Diplômé de l’Université du Maryland Baltimore County en arts numériques (MFA) et de l’Université de Windsor en Beaux-arts, sculpture (BFA), Scott Yoell présente ses œuvres dans diverses expositions de groupe et solo au Canada et aux États-Unis depuis près d’une dizaine d’années. Son art, qui exhale le fantastique dans son iconographie comme dans ses effets esthétiques, se déploie par le truchement de dessins, peintures, sculptures, installations, vidéos et performances.
La tourmente d’un monde déchiré par une hybridation profonde entre la nature et la culture se laisse découvrir dans une imagerie marine. Dans What Remains?, l’artiste évoque le North Pacific Gyre). Lieu mouvant et déjà empreint de surréalisme, ce désert marin tourbillonnant emporte avec lui une gigantesque accumulation de débris humains, communément appelé « Great Pacific Garbage Patch », s’échouant sur les plages vacancières d’Hawaï. L’installation de Yoell présente un tonneau d’eau dans lequel un bateau s’engloutit. Jouets, bouteilles, souliers de course et autres détritus s’échappent de l’embouchure du contenant. L’œuvre vidéographique Vortex révèle à son tour, comme une anamnèse, le remous qui se crée au passage des bateaux.
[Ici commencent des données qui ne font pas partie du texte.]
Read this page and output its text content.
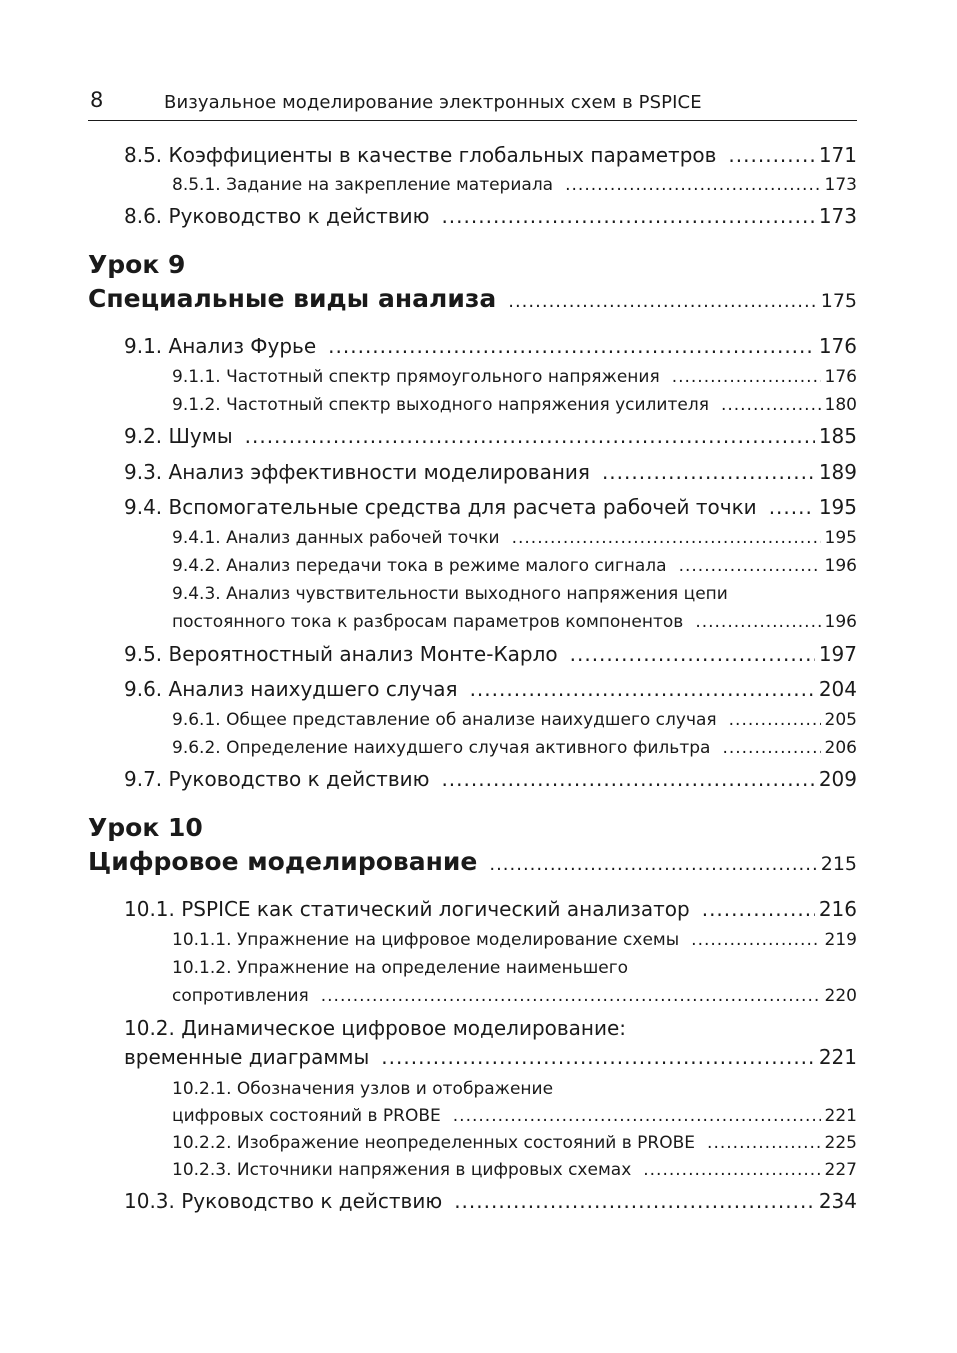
8	Визуальное моделирование электронных схем в PSPICE
8.5. Коэффициенты в качестве глобальных параметров .....	171
8.5.1. Задание на закрепление материала .....	173
8.6. Руководство к действию .....	173
Урок 9
Специальные виды анализа .....	175
9.1. Анализ Фурье .....	176
9.1.1. Частотный спектр прямоугольного напряжения .....	176
9.1.2. Частотный спектр выходного напряжения усилителя .....	180
9.2. Шумы .....	185
9.3. Анализ эффективности моделирования .....	189
9.4. Вспомогательные средства для расчета рабочей точки .....	195
9.4.1. Анализ данных рабочей точки .....	195
9.4.2. Анализ передачи тока в режиме малого сигнала .....	196
9.4.3. Анализ чувствительности выходного напряжения цепи
постоянного тока к разбросам параметров компонентов .....	196
9.5. Вероятностный анализ Монте-Карло .....	197
9.6. Анализ наихудшего случая .....	204
9.6.1. Общее представление об анализе наихудшего случая .....	205
9.6.2. Определение наихудшего случая активного фильтра .....	206
9.7. Руководство к действию .....	209
Урок 10
Цифровое моделирование .....	215
10.1. PSPICE как статический логический анализатор .....	216
10.1.1. Упражнение на цифровое моделирование схемы .....	219
10.1.2. Упражнение на определение наименьшего
сопротивления .....	220
10.2. Динамическое цифровое моделирование:
временные диаграммы .....	221
10.2.1. Обозначения узлов и отображение
цифровых состояний в PROBE .....	221
10.2.2. Изображение неопределенных состояний в PROBE .....	225
10.2.3. Источники напряжения в цифровых схемах .....	227
10.3. Руководство к действию .....	234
Le regard humain porte avec lui sa propre force imaginaire, mais aussi sa violence idéologique. Sometimes it Came by Road, Other Times it Came by Sea fait référence au voyage de Christophe Colomb à bord du Santa-Maria en 1492. Des rongeurs biomorphiques, sur lesquels un nez humain fait office de tête, entourent le navire. L’œuvre exprime le double sens d’une invasion : celui de la maladie de la peste, dont les rats étaient la principale source de dissémination, et celui de la contamination idéologique du colonisateur qui, selon les dires de l’artiste, « se répand comme la peste » et porte en elle une utopie erronée. Le tourisme actuel fait écho à cette forme d’invasion dans les œuvres A Fiction of Paradise, Poi koi et La Torre. Cette dernière illustre un bateau de forme ogivale, jouant à la fois le rôle d’une trappe à souris et d’une carte de tarot, celle de « La tour » brûlée par les feux célestes aussi appelée « Maison des Dieux ». Inspirée de Cadaquès, petit village de pêcheurs espagnol et résidence du célèbre peintre surréaliste Salvador Dalí, l’œuvre parle du lieu comme d’une « trappe à touriste » à son tour capturé par des milliers de visiteurs chaque année. Ne sont-ce pas les feux célestes, indomptables, qui détruisent ici la tour d’un paradis manufacturé? La conception du bonheur et par ricochet du lieu de parfait bonheur se transforme au fil des mythologies qui alimentent nos systèmes de domination : « chaque époque crée aussi son propre fantastique qui est le langage dans lequel elle énonce ses mythes personnels. »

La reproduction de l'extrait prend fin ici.